Rıza Türmen, AİHM kararına göre Selahattin Demirtaş'ın kararın kesinleşmesini beklemeden "derhal" serbest bırakılması gerektiğini kaydediyor:

"Avrupa İnsan Hakları Mahkemesi, bir ihlali tespit eder, ama bu ihlal nasıl giderilecek, bunu hükümetlere bırakır. Bunu da Avrupa Konseyi Bakanlar Komitesi denetler.

"Ama bazı önemli kararlarda, bu kararda olduğu gibi, hükümetin ne yapması gerektiğini söyler. İşte burada da bunu söylemiş, 'Hemen serbest bırakın' diyor.

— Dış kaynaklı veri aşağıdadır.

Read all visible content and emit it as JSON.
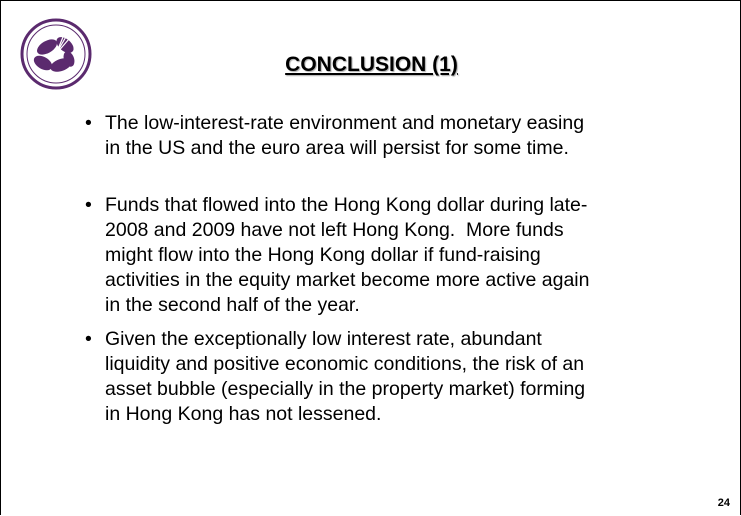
{
  "header": {
    "title": "CONCLUSION (1)"
  },
  "bullets": [
    [
      "The low-interest-rate environment and monetary easing",
      "in the US and the euro area will persist for some time."
    ],
    [
      "Funds that flowed into the Hong Kong dollar during late-",
      "2008 and 2009 have not left Hong Kong.  More funds",
      "might flow into the Hong Kong dollar if fund-raising",
      "activities in the equity market become more active again",
      "in the second half of the year."
    ],
    [
      "Given the exceptionally low interest rate, abundant",
      "liquidity and positive economic conditions, the risk of an",
      "asset bubble (especially in the property market) forming",
      "in Hong Kong has not lessened."
    ]
  ],
  "page_number": "24"
}
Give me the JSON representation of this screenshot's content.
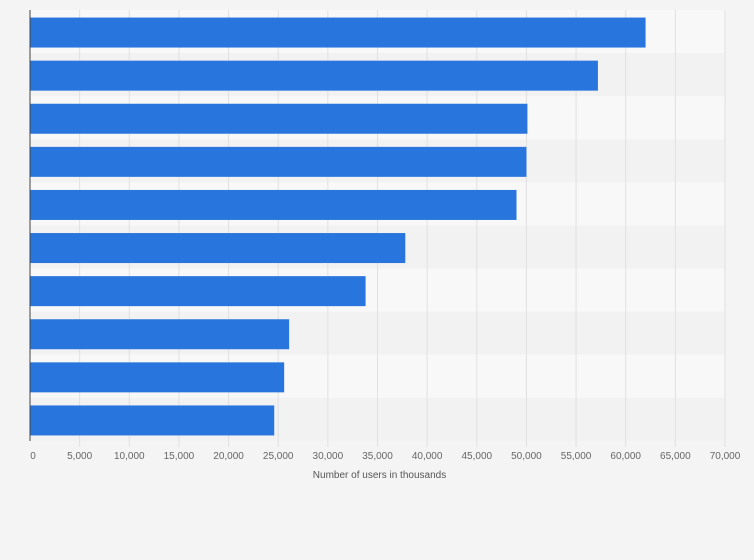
{
  "chart_data": {
    "type": "bar",
    "orientation": "horizontal",
    "categories": [
      "",
      "",
      "",
      "",
      "",
      "",
      "",
      "",
      "",
      ""
    ],
    "values": [
      62000,
      57200,
      50100,
      50000,
      49000,
      37800,
      33800,
      26100,
      25600,
      24600
    ],
    "xlabel": "Number of users in thousands",
    "ylabel": "",
    "xlim": [
      0,
      70000
    ],
    "ticks": [
      "0",
      "5,000",
      "10,000",
      "15,000",
      "20,000",
      "25,000",
      "30,000",
      "35,000",
      "40,000",
      "45,000",
      "50,000",
      "55,000",
      "60,000",
      "65,000",
      "70,000"
    ],
    "grid": true,
    "legend": "none",
    "colors": {
      "bar": "#2876dd",
      "band_a": "#f8f8f8",
      "band_b": "#f2f2f2",
      "grid": "#e1e1e1",
      "axis": "#444444"
    }
  }
}
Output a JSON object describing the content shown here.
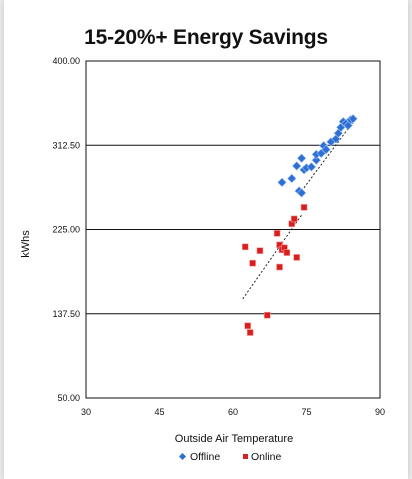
{
  "chart_data": {
    "type": "scatter",
    "title": "15-20%+ Energy Savings",
    "xlabel": "Outside Air Temperature",
    "ylabel": "kWhs",
    "xlim": [
      30,
      90
    ],
    "ylim": [
      50,
      400
    ],
    "x_ticks": [
      "30",
      "45",
      "60",
      "75",
      "90"
    ],
    "y_ticks": [
      "50.00",
      "137.50",
      "225.00",
      "312.50",
      "400.00"
    ],
    "horizontal_gridlines": true,
    "legend_position": "bottom",
    "series": [
      {
        "name": "Offline",
        "color": "#2f6fd0",
        "marker": "diamond",
        "points": [
          [
            70,
            274
          ],
          [
            72,
            278
          ],
          [
            73,
            291
          ],
          [
            74,
            299
          ],
          [
            73.5,
            265
          ],
          [
            74,
            263
          ],
          [
            74.5,
            287
          ],
          [
            75,
            289
          ],
          [
            76,
            290
          ],
          [
            77,
            297
          ],
          [
            77,
            303
          ],
          [
            78,
            304
          ],
          [
            78.5,
            312
          ],
          [
            79,
            308
          ],
          [
            80,
            316
          ],
          [
            81,
            319
          ],
          [
            81.5,
            325
          ],
          [
            82,
            331
          ],
          [
            82.5,
            337
          ],
          [
            83,
            335
          ],
          [
            83.5,
            333
          ],
          [
            84,
            339
          ],
          [
            84.5,
            340
          ]
        ],
        "trendline": {
          "from": [
            74,
            265
          ],
          "to": [
            85,
            340
          ]
        }
      },
      {
        "name": "Online",
        "color": "#d62020",
        "marker": "square",
        "points": [
          [
            63,
            125
          ],
          [
            63.5,
            118
          ],
          [
            67,
            136
          ],
          [
            62.5,
            207
          ],
          [
            65.5,
            203
          ],
          [
            64,
            190
          ],
          [
            69.5,
            186
          ],
          [
            69,
            221
          ],
          [
            69.5,
            209
          ],
          [
            70,
            204
          ],
          [
            70.5,
            206
          ],
          [
            71,
            201
          ],
          [
            72,
            231
          ],
          [
            72.5,
            236
          ],
          [
            73,
            196
          ],
          [
            74.5,
            248
          ]
        ],
        "trendline": {
          "from": [
            62,
            153
          ],
          "to": [
            74,
            240
          ]
        }
      }
    ]
  },
  "legend": {
    "offline_label": "Offline",
    "online_label": "Online"
  }
}
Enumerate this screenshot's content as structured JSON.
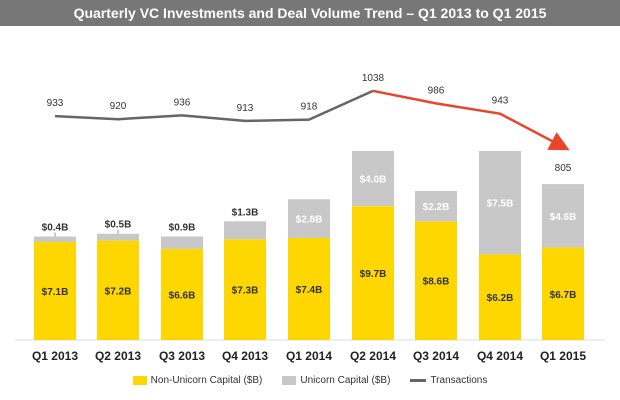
{
  "colors": {
    "title_bg": "#777777",
    "non_unicorn": "#FFD700",
    "unicorn": "#C8C8C8",
    "transactions": "#666666",
    "transactions_decline": "#E8452C"
  },
  "chart_data": {
    "type": "bar",
    "title": "Quarterly VC Investments and Deal Volume Trend – Q1 2013 to Q1 2015",
    "categories": [
      "Q1 2013",
      "Q2 2013",
      "Q3 2013",
      "Q4 2013",
      "Q1 2014",
      "Q2 2014",
      "Q3 2014",
      "Q4 2014",
      "Q1 2015"
    ],
    "stacked": true,
    "series": [
      {
        "name": "Non-Unicorn Capital ($B)",
        "kind": "bar",
        "values": [
          7.1,
          7.2,
          6.6,
          7.3,
          7.4,
          9.7,
          8.6,
          6.2,
          6.7
        ],
        "labels": [
          "$7.1B",
          "$7.2B",
          "$6.6B",
          "$7.3B",
          "$7.4B",
          "$9.7B",
          "$8.6B",
          "$6.2B",
          "$6.7B"
        ]
      },
      {
        "name": "Unicorn Capital ($B)",
        "kind": "bar",
        "values": [
          0.4,
          0.5,
          0.9,
          1.3,
          2.8,
          4.0,
          2.2,
          7.5,
          4.6
        ],
        "labels": [
          "$0.4B",
          "$0.5B",
          "$0.9B",
          "$1.3B",
          "$2.8B",
          "$4.0B",
          "$2.2B",
          "$7.5B",
          "$4.6B"
        ]
      },
      {
        "name": "Transactions",
        "kind": "line",
        "values": [
          933,
          920,
          936,
          913,
          918,
          1038,
          986,
          943,
          805
        ],
        "labels": [
          "933",
          "920",
          "936",
          "913",
          "918",
          "1038",
          "986",
          "943",
          "805"
        ]
      }
    ],
    "ylim": [
      0,
      16
    ],
    "transactions_ylim": [
      0,
      1200
    ],
    "grid": false,
    "legend_position": "bottom"
  },
  "legend": {
    "non_unicorn": "Non-Unicorn Capital ($B)",
    "unicorn": "Unicorn Capital ($B)",
    "transactions": "Transactions"
  }
}
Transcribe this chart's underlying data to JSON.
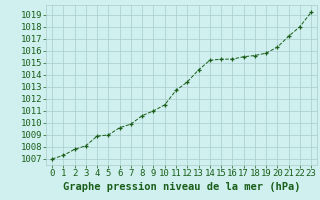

Bu da çok önemli. Şimdi Demirtaş'ın derhal serbest bırakılması gerekiyor."

5) Bu kararın diğer tutuklu milletvekilleri açısından önemi var mı?

Türmen ve Sancar, bu kararın tutuklu seçilmişler açısından da bir emsal niteliğinde olduğu görüşünde.

Mithat Sancar, "Karar sadece Demirtaş'ı değil, bütün tutuklu milletvekillerini, daha önce tutuklanmış ve şu an tutuklu bulunan milletvekili olsun olmasın seçilmişleri kapsıyor" diyor ve ekliyor:

"Öncelikle Demirtaş derhal tahliye edilsin, bu hukuk maskesi altında yürütülen bütün operasyonlar da derhal durdurulsun."

Görüş almak istediğimiz AKP'li yetkililer ve milletvekilleri ise konuyla ilgili sorularımızı yanıtsız bıraktı.